With such a pronounced degradation curve, observations can also be made regarding the attainment of the load combination under dead load only, i.e., the condition in which the bridge would fail due solely to self-weight and imposed loads if the fire persists for a certain period. Specifically, for the standard fire curve, this condition is reached after approximately 50 min (
Figure 17a), while for the hydrocarbon curve it occurs after just 25 min of fire exposure (
Figure 17b). This time interval becomes critical, as it may not be possible to secure the area with emergency response teams before collapse.
For the intact beam, by contrast, reaching this combination was not critical, occurring after 90 min for the hydrocarbon curve and 120 min for the standard curve. For the external fire curve, although premature section degradation and faster performance decay are observed, no risk of collapse arises even after extended exposure times.
This confirms that, when the beam remained degraded without restoration at the time of external strengthening, the combined effect of the two risks could lead to a critical condition, potentially resulting in collapse. It is further highlighted that the prestressing retrofit does not delay collapse, which depends solely on the degradation of the original beam. The strengthening intervention serves only to postpone the attainment of the ultimate moment corresponding to the characteristic and frequent load combinations, i.e., with traffic present during fire exposure.

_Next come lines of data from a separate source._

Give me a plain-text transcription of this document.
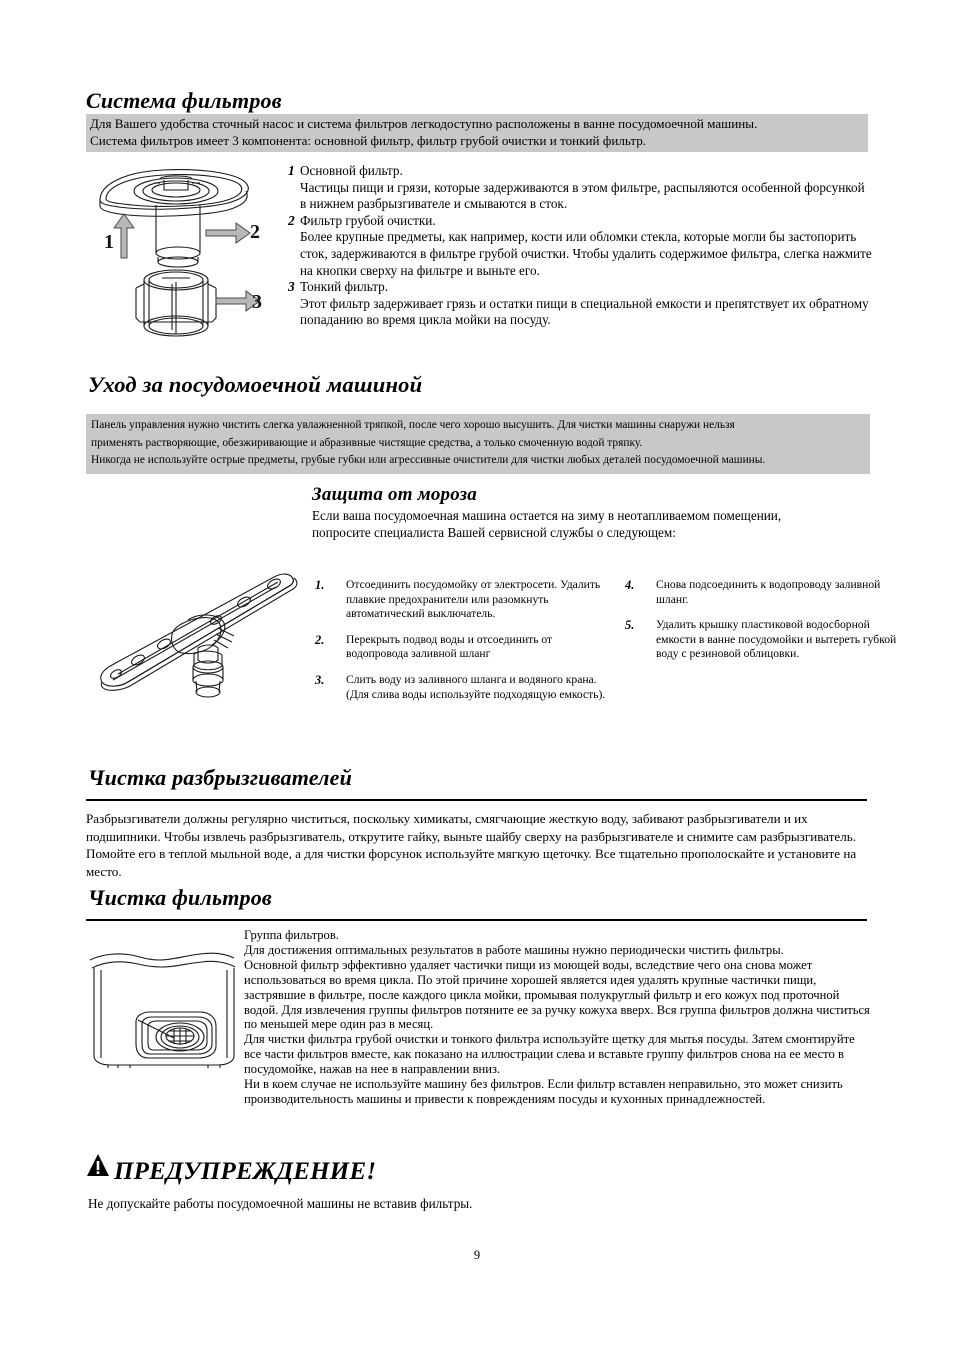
Система фильтров
Для Вашего удобства сточный насос и система фильтров легкодоступно расположены в ванне посудомоечной машины.
Система фильтров имеет 3 компонента: основной фильтр, фильтр грубой очистки и тонкий фильтр.
1	2
3
1 Основной фильтр.
Частицы пищи и грязи, которые задерживаются в этом фильтре, распыляются особенной форсункой в нижнем разбрызгивателе и смываются в сток.
2 Фильтр грубой очистки.
Более крупные предметы, как например, кости или обломки стекла, которые могли бы застопорить сток, задерживаются в фильтре грубой очистки. Чтобы удалить содержимое фильтра, слегка нажмите на кнопки сверху на фильтре и выньте его.
3 Тонкий фильтр.
Этот фильтр задерживает грязь и остатки пищи в специальной емкости и препятствует их обратному попаданию во время цикла мойки на посуду.
Уход за посудомоечной машиной
Панель управления нужно чистить слегка увлажненной тряпкой, после чего хорошо высушить. Для чистки машины снаружи нельзя
применять растворяющие, обезжиривающие и абразивные чистящие средства, а только смоченную водой тряпку.
Никогда не используйте острые предметы, грубые губки или агрессивные очистители для чистки любых деталей посудомоечной машины.
Защита от мороза
Если ваша посудомоечная машина остается на зиму в неотапливаемом помещении,
попросите специалиста Вашей сервисной службы о следующем:
1. Отсоединить посудомойку от электросети. Удалить плавкие предохранители или разомкнуть автоматический выключатель.
2. Перекрыть подвод воды и отсоединить от водопровода заливной шланг
3. Слить воду из заливного шланга и водяного крана. (Для слива воды используйте подходящую емкость).
4. Снова подсоединить к водопроводу заливной шланг.
5. Удалить крышку пластиковой водосборной емкости в ванне посудомойки и вытереть губкой воду с резиновой облицовки.
Чистка разбрызгивателей
Разбрызгиватели должны регулярно чиститься, поскольку химикаты, смягчающие жесткую воду, забивают разбрызгиватели и их подшипники. Чтобы извлечь разбрызгиватель, открутите гайку, выньте шайбу сверху на разбрызгивателе и снимите сам разбрызгиватель. Помойте его в теплой мыльной воде, а для чистки форсунок используйте мягкую щеточку. Все тщательно прополоскайте и установите на место.
Чистка фильтров

Группа фильтров.

Для достижения оптимальных результатов в работе машины нужно периодически чистить фильтры.

Основной фильтр эффективно удаляет частички пищи из моющей воды, вследствие чего она снова может использоваться во время цикла. По этой причине хорошей является идея удалять крупные частички пищи, застрявшие в фильтре, после каждого цикла мойки, промывая полукруглый фильтр и его кожух под проточной водой. Для извлечения группы фильтров потяните ее за ручку кожуха вверх. Вся группа фильтров должна чиститься по меньшей мере один раз в месяц.

Для чистки фильтра грубой очистки и тонкого фильтра используйте щетку для мытья посуды. Затем смонтируйте все части фильтров вместе, как показано на иллюстрации слева и вставьте группу фильтров снова на ее место в посудомойке, нажав на нее в направлении вниз.

Ни в коем случае не используйте машину без фильтров. Если фильтр вставлен неправильно, это может снизить производительность машины и привести к повреждениям посуды и кухонных принадлежностей.

ПРЕДУПРЕЖДЕНИЕ!
Не допускайте работы посудомоечной машины не вставив фильтры.
9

The results show that the key factor governing this behavior is the earlier onset of degradation of the RC cross-section, which occurs after approximately 15 min for the standard fire curve and coincides with the start of the fire for the hydrocarbon curve. No differences are observed in the times t1 associated with the loss of tendon prestressing, since corrosion of the anchorages is not considered.
In this multi-risk Scenario D, the attainment of the characteristic load combination is anticipated by a few minutes in all fire conditions. A more significant difference is observed for the frequent load combination, which is now intersected by the initial portion of the degradation curve and therefore reached much earlier than in the non-degraded bridge. Finally, as previously noted, under such an advanced degradation state, the potential collapse of the bridge due to the attainment of the dead load combination becomes a concern, both for the standard fire curve and, more critically, for the hydrocarbon fire curve.
This scenario severely limits the available time for the arrival of the emergency response team, as the rapid degradation of prestressing leads to an immediate reduction in load-bearing capacity, causing the bridge to reach a critical risk of collapse earlier than in the case of an intact bridge (25 min).
Table 5 summarizes the results in terms of the time required to reach the various significant states for the different scenarios considered. For the last scenario, the time t
dead of attainment of the ultimate moment, corresponding to that of only dead load applied to the bridge, is considered.